El azabache se dirigió con andar cansino hasta el pequeño kiosco del cine. Yo le di alcancé después.

-tu compras los pochoclos y yo las bebidas, ¿te parece?- sugerí con una sonrisa sin mirarlo.

-Mejor. Marcos me avisó que íbamos a venir al cine con ustedes una vez que estuvimos frente a tu departamento. Me saco de casa con la excusa de ir a dar unas vueltas.- confesó sin emoción alguna.

-entiendo tu situación. Me pasó algo similar.- saqué el dinero que llevaba en los bolsillos de mi jean.

La chica que atendía allí por fin había dejado de hablar con un par de chicas bastante ruidosas y nos dirigía esa sonrisa empalagosa que tantas veces me vi obligada a mostrar en mi trabajo.

-dame un balde de pochoclos y dos gaseosas-

-yo quiero un agua mineral- corregí al pelinegro. Este me dirigió una mirada gélida.

- Una gaseosa y un agua.

Pagamos y fuimos hasta la sala. Estaba repleta de gente y no se divisaban lugares para sentarnos los cuatro juntos.

Me acerqué rápidamente a mi amiga aforrándome de su brazo.

-por favor Clari, no quiero sentarme sola con ese. ¡Por favor!- rogué en un susurro a mi amiga mientras esta sonreía nerviosa.

-no pasa nada, vamos a estar cerca-

Un fuerte brazo tomo el que mi amiga tenía libre y la jaló hacia él.

-allí hay un par libre. Nos vemos a la salida chicos- Marcos me sonrió y se fueron hasta la otra punta del cine. En ese momento sentí un escalofrío cuando una fría mano se posó en mi hombro. Al darme vuelta lentamente, divisé a mi acompañante con una expresión espectral acentuada por su largo flequillo.

¡¡M-I-E-D-O!!

-aquí hay dos…

Se dirigió hasta los asientos nombrados y yo comencé a rezar a todos los santos que conocía.

La película empezó y pude distenderme bastante. Me sorprendí riendo animadamente aunque la sensación de frío al lado de mi acompañante no me abandonó en toda la proyección.

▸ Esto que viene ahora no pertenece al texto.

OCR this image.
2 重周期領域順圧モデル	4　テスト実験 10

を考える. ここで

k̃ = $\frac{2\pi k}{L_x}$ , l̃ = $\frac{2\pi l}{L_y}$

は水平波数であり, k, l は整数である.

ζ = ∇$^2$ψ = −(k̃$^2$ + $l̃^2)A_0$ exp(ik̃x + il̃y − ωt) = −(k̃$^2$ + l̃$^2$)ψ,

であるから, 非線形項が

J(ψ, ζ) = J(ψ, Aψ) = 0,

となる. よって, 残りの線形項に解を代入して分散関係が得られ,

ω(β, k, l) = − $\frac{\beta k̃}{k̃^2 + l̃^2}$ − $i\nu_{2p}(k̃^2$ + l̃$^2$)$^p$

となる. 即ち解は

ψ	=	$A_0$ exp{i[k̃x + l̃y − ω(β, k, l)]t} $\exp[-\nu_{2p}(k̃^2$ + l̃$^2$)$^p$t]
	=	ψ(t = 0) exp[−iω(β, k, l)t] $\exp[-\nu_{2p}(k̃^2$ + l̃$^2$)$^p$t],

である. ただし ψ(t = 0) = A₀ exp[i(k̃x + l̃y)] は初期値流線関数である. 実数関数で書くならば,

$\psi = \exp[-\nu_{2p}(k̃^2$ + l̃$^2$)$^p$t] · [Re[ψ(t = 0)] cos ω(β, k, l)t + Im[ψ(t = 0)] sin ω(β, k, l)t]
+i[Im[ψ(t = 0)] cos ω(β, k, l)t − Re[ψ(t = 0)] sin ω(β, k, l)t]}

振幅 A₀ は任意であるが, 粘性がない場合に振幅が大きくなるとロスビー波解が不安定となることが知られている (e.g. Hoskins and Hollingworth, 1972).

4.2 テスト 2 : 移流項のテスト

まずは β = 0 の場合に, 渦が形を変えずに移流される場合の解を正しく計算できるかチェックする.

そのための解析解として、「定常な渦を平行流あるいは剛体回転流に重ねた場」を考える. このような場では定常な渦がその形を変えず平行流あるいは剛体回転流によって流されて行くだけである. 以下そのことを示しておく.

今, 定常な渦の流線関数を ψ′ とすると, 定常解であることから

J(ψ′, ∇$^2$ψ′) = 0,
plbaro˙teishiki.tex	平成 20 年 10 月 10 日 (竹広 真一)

Cuando terminó me percaté de que en ningún momento el chico tenebroso se rió. ¿Será verdad eso que dicen que si no tienes alma la risa no te sale? (creo que los Simpsons ya me atrofiaron el cerebro). Pero en toda la película no hizo ninguna mueca, nada… ¿será que la estaba viendo o simplemente sabía como dormir con los ojos abiertos?

- ¡que chistoso!- reía a carcajadas Clari- ¡Lo amo, Jim Carrie es lo más!- daba saltitos agarrada del brazo del futbolista. Parece que hicieron más que ver la película. -pero tengo un poco de hambre. ¿A dónde vamos a ir a comer?-cuestionó. Ella quería seguir con esto pero yo ya estaba cansada de estar con el corazón en la boca.

-yo tengo que levantarme temprano mañana. Tengo que terminar de hace un trabajo y eso.- comencé a caminar hacia atrás.

-ah… bueno… voy contigo Mari… Nos vem-

-no, no. Quédate con Marcos y Alex. Yo voy sola. No te preocupes. No es tan lejos.

-pero es peligroso que vayas sola. Ya es tarde.- Marcos me observaba preocupado.

- tomaré un taxi. No se preocu-

- Estabas sin dinero. ¿Lo recuerdas?- esta vez fue Alex quien dio en el clavo mientras escribía en su celular nuevamente.

-eh…-¡¿por qué tenía que abrir la boca?! Espectro metido.

-Que te acompañe Alex, él sabe karate y esas cosas. – perfecto, me iba a matar con algún movimiento de karate mientras yo rogara por mi vida. Esto se ponía cada vez mejor…

El nombrado se coloco a mi lado mientras seguía escribiendo en el celular.

-nos vemos chicos. Cuídense- saludó Clari mientras se prendía más del musculoso brazo de Marcos.

La pareja se perdió de vista mientras yo sentía las luces de la calle parpadear y la sensación de que la gente ya no pasaba por ahí.

Alex había comenzado a caminar en dirección a mi departamento sin previo aviso. Yo intenté seguirlo a duras penas. A pesar de que me diera miedo ese chico, me daba más miedo que alguien pudiera violarme o robarme las pocas cosas que llevaba.

Una vez que llegamos hasta mi casa, Alex observó lo agitada y transpirada que estaba. Si, hacia calor pero también tuve que correr para alcanzar al espectro viviente que caminaba dando largas zancadas.

-parece que no estas en estado físico.- Sonrió de medio lado viendo como mi expresión era de odio hacia su comentario.

-se suponía que me estabas acompañando, no que corríamos carreras.- solté furiosa mirándolo a los ojos. Él me observó por un minuto mientras seguía con su media sonrisa burlona.

-nos vemos.- dijo finalmente dándose la vuelta y caminando lentamente.

- gracias… -susurré al aire.

El joven tenebroso ya se había ido. ¿Por qué era tan raro ese chico?